«— Не велено пускать, — сказал один из патрульных, здоровенный детина, похожий на грузчика».
«Около телефона сидел тип, столь же подозрительный, как и охранявшие вход в театр. Щека этого человека была подвязана грязной белой тряпкой.
Джонни подошел к телефону. Тип загородил аппарат.
— В чем дело? — спросил его Джонни.
— Позвонишь завтра, — ответил тип и сплюнул.
— У меня дома больные.
— Не сдохнут, — ответил тип и, взяв Джонни за шиворот, выставил его из канцелярии».
«Патрульные засучили рукава. Сергей Иванович посмотрел на их кулаки, в кулаках были зажаты свинчатки».
Что это такое? Подпольное собрание троцкистов в 1927 г.? Кто же не узнает в этих подозрительных типах обыкновенных членов «Союза русского народа» — черносотенцев? Н. Вирта срисовал их с карикатур 1906 г.: и свинчатки и даже щека подвязана, да еще грязной тряпкой.
Потом эти «дурачки» собираются в лесу, но группа подростков разгоняет их несколькими криками. Несмотря на это, «доверчивый» Богданов устраивает тайную типографию в помещении, предоставленном Л. Кагардэ. Впрочем, деятельность типографии оканчивается в опереточном жанре: печатается объявление «мобилизация» — завтра представление в цирке! На базаре — паника. Автор хохочет: такой веселый этот враг и диверсант Лев Кагардэ!
Конец романа наполнен громом событий. Здесь уже автор разыгрался вовсю. Ограбление кассира, покушение на убийство секретаря губкома, авария на электростанции, пожар поезда. Все это устраивается всемогущим Львом; впрочем, устраивается без особого напряжения.
Чтобы ограбить кассира, Лев Кагардэ пускает в дело только что привезенного из деревни мальчика. Кассира ограбили — и мальчик снова как мальчик, милый ребенок. Совсем удалить его со страниц романа тоже нельзя: он еще пригодится для покушения на убийство секретаря губкома. Такие тринадцатилетние мальчики для этого дела самый подходящий элемент, особенно если дождаться, когда мальчик заболеет и будет в бреду. Как это не похоже на подлинные дела троцкистских террористов!
Конечно, все происки Льва Кагардэ оканчиваются пустяками. Как только начали гореть вагоны, Сергей Иванович, секретарь губкома, крикнул:
— Немедленно вызвать пожарную команду!
И это — все.
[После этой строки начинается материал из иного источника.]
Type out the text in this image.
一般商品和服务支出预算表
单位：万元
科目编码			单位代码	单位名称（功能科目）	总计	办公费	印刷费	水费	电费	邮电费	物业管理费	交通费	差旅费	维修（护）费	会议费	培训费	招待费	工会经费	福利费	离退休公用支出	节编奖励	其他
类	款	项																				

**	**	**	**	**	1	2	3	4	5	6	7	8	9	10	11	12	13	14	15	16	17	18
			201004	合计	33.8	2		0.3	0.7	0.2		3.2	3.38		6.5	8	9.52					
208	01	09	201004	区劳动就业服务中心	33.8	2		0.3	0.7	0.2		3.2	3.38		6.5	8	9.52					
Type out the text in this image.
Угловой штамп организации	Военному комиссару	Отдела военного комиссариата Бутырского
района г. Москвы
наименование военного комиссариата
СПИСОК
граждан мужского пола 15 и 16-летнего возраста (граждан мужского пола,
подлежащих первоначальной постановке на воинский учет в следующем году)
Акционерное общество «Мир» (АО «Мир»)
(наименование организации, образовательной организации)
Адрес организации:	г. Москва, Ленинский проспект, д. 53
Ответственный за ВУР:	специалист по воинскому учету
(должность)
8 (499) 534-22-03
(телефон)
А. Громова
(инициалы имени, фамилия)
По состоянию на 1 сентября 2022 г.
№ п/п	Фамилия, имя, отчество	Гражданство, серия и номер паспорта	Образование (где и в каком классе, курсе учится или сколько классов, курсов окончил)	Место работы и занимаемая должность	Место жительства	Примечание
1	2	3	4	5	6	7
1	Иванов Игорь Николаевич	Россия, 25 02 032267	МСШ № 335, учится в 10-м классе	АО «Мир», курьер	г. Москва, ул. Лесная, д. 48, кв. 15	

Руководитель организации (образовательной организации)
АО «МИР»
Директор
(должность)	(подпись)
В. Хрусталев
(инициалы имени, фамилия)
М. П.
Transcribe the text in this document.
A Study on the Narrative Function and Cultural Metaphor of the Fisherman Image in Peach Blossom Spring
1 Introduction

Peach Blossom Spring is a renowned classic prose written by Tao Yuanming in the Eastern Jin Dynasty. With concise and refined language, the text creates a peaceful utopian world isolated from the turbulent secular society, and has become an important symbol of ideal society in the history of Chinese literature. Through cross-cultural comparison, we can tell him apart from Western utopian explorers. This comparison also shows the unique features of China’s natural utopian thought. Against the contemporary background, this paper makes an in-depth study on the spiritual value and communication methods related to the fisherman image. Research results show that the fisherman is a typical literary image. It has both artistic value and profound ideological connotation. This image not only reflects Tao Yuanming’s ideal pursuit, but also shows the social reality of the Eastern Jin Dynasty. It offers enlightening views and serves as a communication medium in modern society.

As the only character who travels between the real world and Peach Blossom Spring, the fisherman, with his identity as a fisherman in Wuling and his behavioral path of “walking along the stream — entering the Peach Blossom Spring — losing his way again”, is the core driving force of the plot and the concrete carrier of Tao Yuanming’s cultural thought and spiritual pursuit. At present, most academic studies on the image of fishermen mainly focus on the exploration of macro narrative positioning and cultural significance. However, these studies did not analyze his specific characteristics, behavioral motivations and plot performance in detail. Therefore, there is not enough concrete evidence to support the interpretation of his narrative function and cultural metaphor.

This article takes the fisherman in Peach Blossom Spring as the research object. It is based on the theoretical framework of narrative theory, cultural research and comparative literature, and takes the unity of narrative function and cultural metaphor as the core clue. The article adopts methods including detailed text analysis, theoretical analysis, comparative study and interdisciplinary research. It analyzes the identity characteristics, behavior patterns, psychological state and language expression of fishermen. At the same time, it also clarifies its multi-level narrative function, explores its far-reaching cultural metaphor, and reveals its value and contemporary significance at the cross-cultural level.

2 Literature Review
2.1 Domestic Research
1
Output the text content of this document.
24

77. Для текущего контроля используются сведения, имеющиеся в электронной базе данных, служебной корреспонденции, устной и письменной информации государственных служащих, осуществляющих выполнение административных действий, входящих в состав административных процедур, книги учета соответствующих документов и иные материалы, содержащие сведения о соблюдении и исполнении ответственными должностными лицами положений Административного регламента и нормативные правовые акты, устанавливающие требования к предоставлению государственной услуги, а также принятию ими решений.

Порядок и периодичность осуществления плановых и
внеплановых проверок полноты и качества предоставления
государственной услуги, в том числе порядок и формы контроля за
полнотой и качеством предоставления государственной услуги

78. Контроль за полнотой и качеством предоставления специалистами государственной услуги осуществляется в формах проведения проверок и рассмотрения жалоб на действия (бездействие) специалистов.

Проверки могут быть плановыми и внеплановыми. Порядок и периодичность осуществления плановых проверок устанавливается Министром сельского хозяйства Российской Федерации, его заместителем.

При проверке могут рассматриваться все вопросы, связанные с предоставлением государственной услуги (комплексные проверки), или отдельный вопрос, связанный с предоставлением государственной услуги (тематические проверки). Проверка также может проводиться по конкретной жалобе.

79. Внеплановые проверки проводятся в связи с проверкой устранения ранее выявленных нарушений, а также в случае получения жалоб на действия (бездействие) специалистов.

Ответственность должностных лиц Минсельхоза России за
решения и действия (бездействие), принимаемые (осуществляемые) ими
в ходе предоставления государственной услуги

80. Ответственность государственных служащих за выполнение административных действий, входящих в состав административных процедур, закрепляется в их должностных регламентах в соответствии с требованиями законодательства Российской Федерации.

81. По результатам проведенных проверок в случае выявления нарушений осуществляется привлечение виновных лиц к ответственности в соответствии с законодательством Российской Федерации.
Настоящей борьбы партии с троцкистскими прохвостами в книге нет. Все устраивается само собой. И опять множество несообразностей. Начальник ГПУ знает, каким поездом уедет из города Лев, а вот о диверсии на электростанции и о предполагаемом поджоге поезда ничего не знает.
В конце романа, описывающем события 1928–1929 гг., Лев Кагардэ показан как полностью разбитый и уничтоженный враг. Все его резервы исчерпаны, все «кадры» уничтожены. Похоже ли это на реальную действительность?
Всего не перескажешь. Пути верхнереченской жизни очень запутаны. Нет там только одного: нет закономерности и нет простого чувства меры.
На некоторых страницах, в особенности в картинах деревни, ясно виден энергичный талант молодого писателя; тем более незакономерно с его стороны и со стороны его редакторов так небрежно и легкомысленно относиться к этому таланту.
На этот раз хочется только небрежностью объяснить весь этот несчастный случай. Объективно же мы должны понимать: иной молодой читатель пропустит все неувязки и несуразности текста, а вот эта бесконечная картина пустой игры в контрреволюцию, перемешанной с любовными приключениями, может и запомниться.
Еще опаснее та комически-пинкертоновская возня, которую автор хочет представить как работу троцкистов. Мы уже хорошо знаем, что такое троцкисты, с кем они связаны и на что они способны. В интересах повышения нашей бдительности недопустимо подменять это знание легкомысленной и безответственной выдумкой, изображающей врага народа как глупого и бестолкового чудака.
Легкомысленное отношение к важнейшим и ответственнейшим темам нашей жизни и борьбы, попытка подменить серьезную работу скороспелым лубком — вот что определило неудачу романа Вирты.